(ats) Les demandes d'asile des femmes afghanes devront toujours être traitées au cas par cas. Le National a accepté lundi une motion qui doit encadrer la pratique de la Confédération. La Chambre a aussi enterré de justesse un texte UDC qui rejetait tout assouplissement.

Depuis l'an dernier, les femmes et les filles originaires d'Afghanistan qui vivent déjà légalement en Suisse à la faveur d'une admission provisoire peuvent obtenir le statut de réfugiées en déposant une nouvelle demande d'asile. Selon la Confédération, ce changement se justifie par la dégradation des conditions de vie des femmes après la prise de pouvoir des talibans.

L'udc et le PLR ne voulaient pas de cet assouplissement. Dans une motion, Gregor Rutz (UDC/ZH) réclamait que le Secrétariat d'Etat aux migrations (SEM) annule son changement de pratique.

"Etre une femme afghane ne doit pas suffire pour se voir accorder l'asile", selon le conservateur. Cette pratique contreviendrait à la loi sur l'asile. De plus, elle risque de provoquer un "appel d'air".

Persécutées

La situation des femmes et des filles en Afhanistan se détériore, a rappelé pour la commission Delphine Klopfenstein Broggini (Vert-e-s/GE), "elles sont persécutées". Conséquence logique, le SEM peut leur accorder le statut de réfugiée après un examen individuel de leur cas, comme pour toute demande déposée par des requérants d'autres pays.

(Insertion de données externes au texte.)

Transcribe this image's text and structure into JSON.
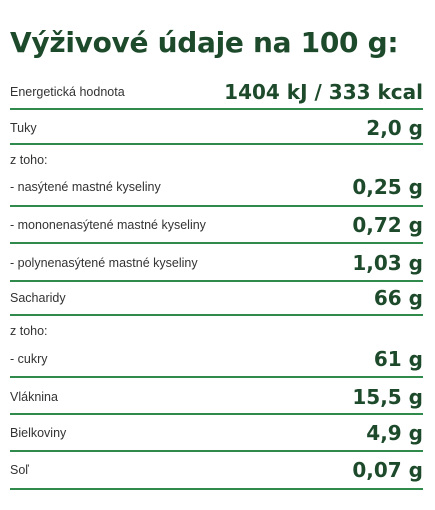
{
  "title": "Výživové údaje na 100 g:",
  "rows": [
    {
      "label": "Energetická hodnota",
      "value": "1404 kJ / 333 kcal"
    },
    {
      "label": "Tuky",
      "value": "2,0 g"
    },
    {
      "label": "z toho:"
    },
    {
      "label": "- nasýtené mastné kyseliny",
      "value": "0,25 g"
    },
    {
      "label": "- mononenasýtené mastné kyseliny",
      "value": "0,72 g"
    },
    {
      "label": "- polynenasýtené mastné kyseliny",
      "value": "1,03 g"
    },
    {
      "label": "Sacharidy",
      "value": "66 g"
    },
    {
      "label": "z toho:"
    },
    {
      "label": "- cukry",
      "value": "61 g"
    },
    {
      "label": "Vláknina",
      "value": "15,5 g"
    },
    {
      "label": "Bielkoviny",
      "value": "4,9 g"
    },
    {
      "label": "Soľ",
      "value": "0,07 g"
    }
  ]
}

Le Conseil fédéral a soutenu la même ligne. La nouvelle pratique permet aux requérantes d'asile d'être considérées comme des victimes à la fois d'une législation discriminatoire et d’une persécution religieuse.

Depuis juillet 2023, environ 1600 demandes ont été déposées par des femmes et des filles qui résidaient en Suisse depuis longtemps et qui souhaitaient transformer leur statut de séjour en statut de réfugié, a précisé Beat Jans. Le taux d'octroi de l'asile pour les Afghanes se situe en moyenne à environ 75%. Et de réfuter tout appel d'air, les statistiques ne le démontrant pas. La plupart des demandes sont déposées par des Afghanes qui vivent déjà en Suisse.

Au vote, et après un débat nourri, la motion a été rejetée par 92 voix contre 91 et 10 abstentions, ces dernières étant venues du Centre et du PLR. A la place, la Chambre a largement adopté une motion de commission qui veut encadrer la pratique du SEM.

Contrôles

Le texte veut s'assurer que les demandes d'asile des Afghanes sont bien examinées individuellement par le SEM. Dans le cas d'un regroupement familial, leurs maris devront de plus être soumis à un contrôle de sécurité, pour éviter que des personnes appartenant au régime taliban ne séjournent en Suisse. En 2023, seuls sept hommes adultes de nationalité afghane sont entrés en Suisse dans le cadre du regroupement familial.

Les demandes d'Afghanes qui ont séjourné dans des pays tiers avant leur arrivée en Suisse devront en outre être évaluées sur la base des risques de persécution dans ces pays. Le Conseil fédéral s'est dit prêt à examiner cette question de manière approfondie.

Le Conseil des Etats devra se prononcer sur la motion acceptée.

Partenariats migratoires

Le National a dans la foulée transmis au Conseil fédéral une autre motion, de l'ancien sénateur Philippe Bauer (PLR/NE), lui demandant de conclure de nouveaux partenariats migratoires "qui répondent à une nécessité stratégique" et de trouver des accords de réadmission avec ces Etats partenaires.

Le texte de teneur générale apporte son soutien à la pratique actuelle du Conseil fédéral. La gauche y était opposée, craignant que des partenariats avec des pays des Balkans ne soient révoqués.